O tonto saiu com a cara de quem tentou montar um guarda-chuva debaixo de uma tempestade, pediu ajuda aos céus e, ao final, culpou a meteorologia. Não entendeu patavina. Mas teve a elegância mínima e rara de admitir que não entendeu.

O tapado? Esse não. Saiu radiante, convertido, como quem desceu do Sinai com tábuas nas mãos. Concluiu que a parábola é um cardápio: lição de estímulo ao consumo de salsicha, linguiça e torresminho nos fins de semana. Ele viu embutidos como moral da história. Ou melhor, onde o criador do pequeno conto colocou trabalho, consequência e prudência, o tapado enxergou proteína suína processada. E nada além.

Há um velho aforismo, atribuído a meia dúzia de gente célebre o bastante para que a autoria não importe, sobre o erro de entregar um Stradivarius a quem só vê lenha. Belo pensamento. Mas incompleto. Porque o tapado não se contenta em rachar o instrumento para fogueira. Ele examina os cacos, nada enxerga além de madeira, e sai dizendo que fez um bem à música.

Eis o desastre deste século. Não a ignorância, que seria mero acidente de berço, perdoável, até charmoso em certas doses.

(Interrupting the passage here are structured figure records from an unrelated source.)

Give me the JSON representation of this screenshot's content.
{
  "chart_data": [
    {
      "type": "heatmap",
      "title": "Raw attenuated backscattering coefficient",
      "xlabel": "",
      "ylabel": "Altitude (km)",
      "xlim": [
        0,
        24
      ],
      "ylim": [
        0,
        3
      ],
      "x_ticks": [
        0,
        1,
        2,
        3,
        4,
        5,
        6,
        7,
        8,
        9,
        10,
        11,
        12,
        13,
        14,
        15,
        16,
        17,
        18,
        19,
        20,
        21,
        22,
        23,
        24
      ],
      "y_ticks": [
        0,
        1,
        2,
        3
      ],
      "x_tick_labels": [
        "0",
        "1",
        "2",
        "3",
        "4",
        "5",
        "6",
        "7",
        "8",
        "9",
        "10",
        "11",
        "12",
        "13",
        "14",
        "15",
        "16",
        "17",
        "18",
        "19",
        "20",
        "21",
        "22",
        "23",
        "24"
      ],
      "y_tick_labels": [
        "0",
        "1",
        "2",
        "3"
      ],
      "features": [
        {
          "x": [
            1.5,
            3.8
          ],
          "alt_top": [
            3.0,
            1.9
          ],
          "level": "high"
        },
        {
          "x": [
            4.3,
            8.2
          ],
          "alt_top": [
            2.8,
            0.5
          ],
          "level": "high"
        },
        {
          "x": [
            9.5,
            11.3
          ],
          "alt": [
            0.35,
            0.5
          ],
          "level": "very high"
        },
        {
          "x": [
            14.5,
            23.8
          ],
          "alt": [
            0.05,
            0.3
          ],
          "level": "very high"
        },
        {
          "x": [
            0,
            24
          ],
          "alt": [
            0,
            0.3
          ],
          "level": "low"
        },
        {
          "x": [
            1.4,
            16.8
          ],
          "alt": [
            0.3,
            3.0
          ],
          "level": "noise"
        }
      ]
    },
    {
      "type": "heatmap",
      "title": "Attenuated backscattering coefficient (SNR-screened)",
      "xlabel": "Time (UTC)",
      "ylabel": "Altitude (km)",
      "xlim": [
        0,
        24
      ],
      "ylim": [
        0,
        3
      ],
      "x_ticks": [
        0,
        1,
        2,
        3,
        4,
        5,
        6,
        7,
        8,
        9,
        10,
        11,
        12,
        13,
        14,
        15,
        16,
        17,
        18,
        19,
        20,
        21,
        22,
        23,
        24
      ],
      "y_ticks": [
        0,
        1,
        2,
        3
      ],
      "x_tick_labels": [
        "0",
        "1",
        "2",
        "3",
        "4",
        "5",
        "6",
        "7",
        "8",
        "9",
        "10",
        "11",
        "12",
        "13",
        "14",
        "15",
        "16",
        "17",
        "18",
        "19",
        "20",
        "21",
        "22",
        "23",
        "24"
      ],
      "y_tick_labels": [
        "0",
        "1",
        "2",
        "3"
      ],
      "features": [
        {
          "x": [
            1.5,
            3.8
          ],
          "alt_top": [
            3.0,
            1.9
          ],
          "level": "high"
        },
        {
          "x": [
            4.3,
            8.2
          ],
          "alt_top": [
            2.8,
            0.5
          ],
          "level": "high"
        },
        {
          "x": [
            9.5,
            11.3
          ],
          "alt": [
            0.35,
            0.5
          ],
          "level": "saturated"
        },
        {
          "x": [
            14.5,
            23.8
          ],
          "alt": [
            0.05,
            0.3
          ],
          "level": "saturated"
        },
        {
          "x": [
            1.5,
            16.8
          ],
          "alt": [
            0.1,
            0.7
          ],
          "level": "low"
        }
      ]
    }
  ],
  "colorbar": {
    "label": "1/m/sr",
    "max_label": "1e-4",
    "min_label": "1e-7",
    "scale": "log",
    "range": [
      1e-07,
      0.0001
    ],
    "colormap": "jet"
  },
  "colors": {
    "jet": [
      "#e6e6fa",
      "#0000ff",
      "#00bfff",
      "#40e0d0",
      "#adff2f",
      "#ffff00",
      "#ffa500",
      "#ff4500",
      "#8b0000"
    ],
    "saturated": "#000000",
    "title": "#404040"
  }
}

Imperdoável, sim, é a ignorância travestida de epifania e arrogância.

O tapado não erra por falta de luz. O que faz ele? Acende um fósforo num porão vazio e sai convencido de que é o criador do sol. Discutir hermenêutica com esse sujeito é tão retórico quanto interpretar um adagio de Mozart numa festa rave. Ele não precisa de explicação. Precisa, antes de tudo, descobrir que está no degrau zero da escada. E que existe, sim uma escada. E aqui estou sendo bastante complacente.

A tragédia de verdade, a que interessa, a que paga salário e quebra empresas, é quando tontos e tapados chegam à diretoria, ao conselho, ao comando de gente e de capital. Aí já não é fábula de porquinho. É balanço trimestral. É questão de resultado. E o mundo, enquanto isso, vai piorando na proporção exata e desgraçada do quanto esses cavalheiros pensam que sabem.